To address these issues, Kuaishou built a metric middle‑platform (code‑named Gaia) that standardizes metric definitions, governance, and service delivery across the organization, forming the foundation of its enterprise data‑middle‑platform.
1. Problems and Solutions The existing data‑service architecture, built on offline data warehouses with numerous applications (ABTest, reporting, analysis), suffers from non‑uniform metric management, inconsistent definitions, and disjointed processes. Industry practice suggests a unified metric management system, but many implementations lack comprehensive metadata, quality assurance, lineage, and global change propagation.
2. Metric Standardization (OneMetric) Kuaishou introduced the OneMetric system to manage metric definitions centrally, enforce naming conventions, and ensure consistency. It includes modules for metadata management, model construction, consistency checking (real‑time and routine), model search, and ranking. The system builds a metadata layer linking logical and physical definitions, constructs dimensional models, and provides search capabilities to locate optimal models for a given metric‑dimension query.
3. Metric Service Platform (OneService) OneService offers a unified query interface that translates metric‑dimension requests into engine‑specific execution plans. It provides language translation (DSL to engine SQL), secondary calculations (e.g., period‑over‑period), and orchestrates tasks across heterogeneous engines (Hive, Druid, HBase).
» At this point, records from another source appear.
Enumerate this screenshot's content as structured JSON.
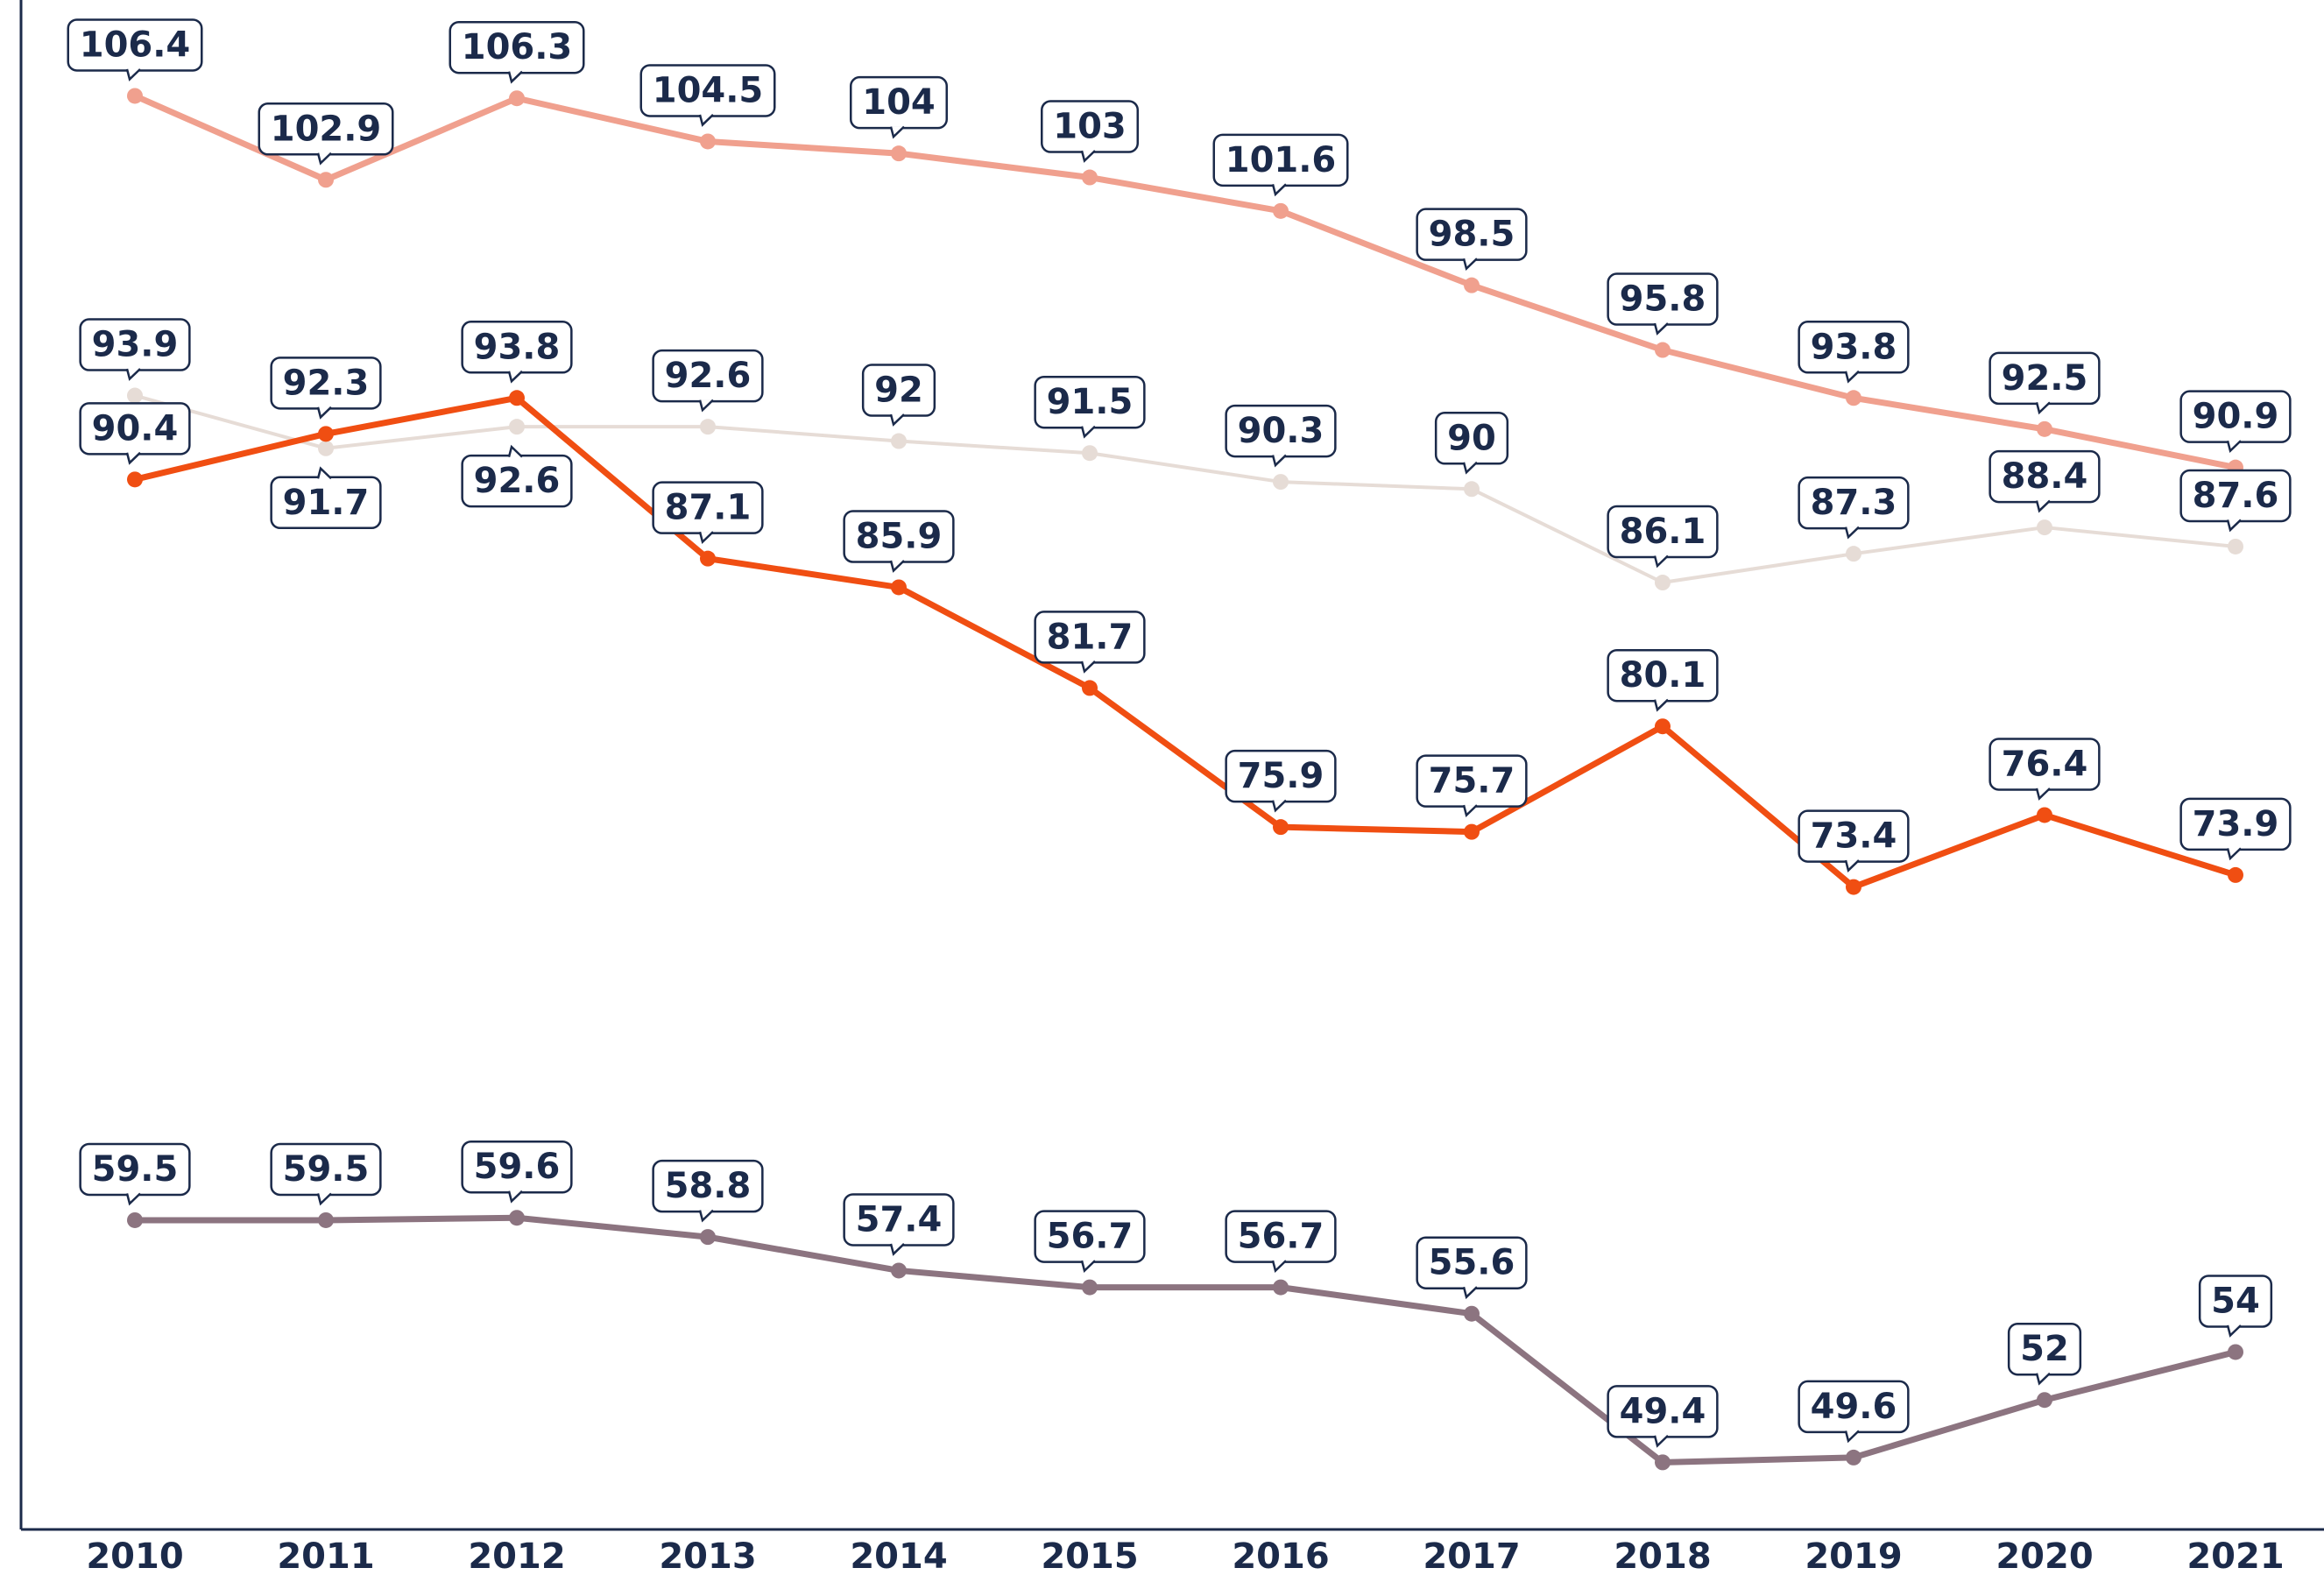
{
  "chart_data": {
    "type": "line",
    "categories": [
      "2010",
      "2011",
      "2012",
      "2013",
      "2014",
      "2015",
      "2016",
      "2017",
      "2018",
      "2019",
      "2020",
      "2021"
    ],
    "series": [
      {
        "color": "#f0a08e",
        "values": [
          106.4,
          102.9,
          106.3,
          104.5,
          104,
          103,
          101.6,
          98.5,
          95.8,
          93.8,
          92.5,
          90.9
        ]
      },
      {
        "color": "#e6dcd6",
        "values": [
          93.9,
          91.7,
          92.6,
          92.6,
          92,
          91.5,
          90.3,
          90,
          86.1,
          87.3,
          88.4,
          87.6
        ]
      },
      {
        "color": "#f04e12",
        "values": [
          90.4,
          92.3,
          93.8,
          87.1,
          85.9,
          81.7,
          75.9,
          75.7,
          80.1,
          73.4,
          76.4,
          73.9
        ]
      },
      {
        "color": "#8c7480",
        "values": [
          59.5,
          59.5,
          59.6,
          58.8,
          57.4,
          56.7,
          56.7,
          55.6,
          49.4,
          49.6,
          52,
          54
        ]
      }
    ],
    "ylim": [
      46.6,
      110.4
    ]
  }
}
The architecture separates an engine layer (plan generation, scheduling, OneSQL translation) from a service layer (metadata and query APIs).
Key Technologies
Language abstraction: a DSL composed of data set, time range, metric, dimension, and filter, illustrated by the example 电商本周各地域母婴产品支付订单金额 and its structured decomposition:
电商:数据范围
本周:时间范围 = [20201019 – 20201025]
各地域:维度 = [地域]
母婴产品:过滤条件 = [商品二级类目 = 母婴产品]
支付订单金额:指标 = [支付订单金额]Execution plan: a DAG that first performs semantic splitting (job → tasks per metric/dimension) and then engine splitting (task → queries per underlying engine).
OneSQL: converts the unified AST of a data model into engine‑specific SQL, applying rule‑based optimizations (RBO) before generation.
4. Achievements and Future Plans Within a year, Kuaishou delivered OneMetric and OneService, migrating all analytics, dashboards, and reporting to metric‑dimension queries, supporting multiple engines, achieving minute‑level offline and sub‑second online query latency, and serving core businesses such as the main site, e‑commerce, and games. Future work includes expanding to more business lines, building a comprehensive OneService data‑as‑a‑service platform, developing a OneDSL for data services, introducing OneCache for performance, and exploring automation and intelligence in data governance.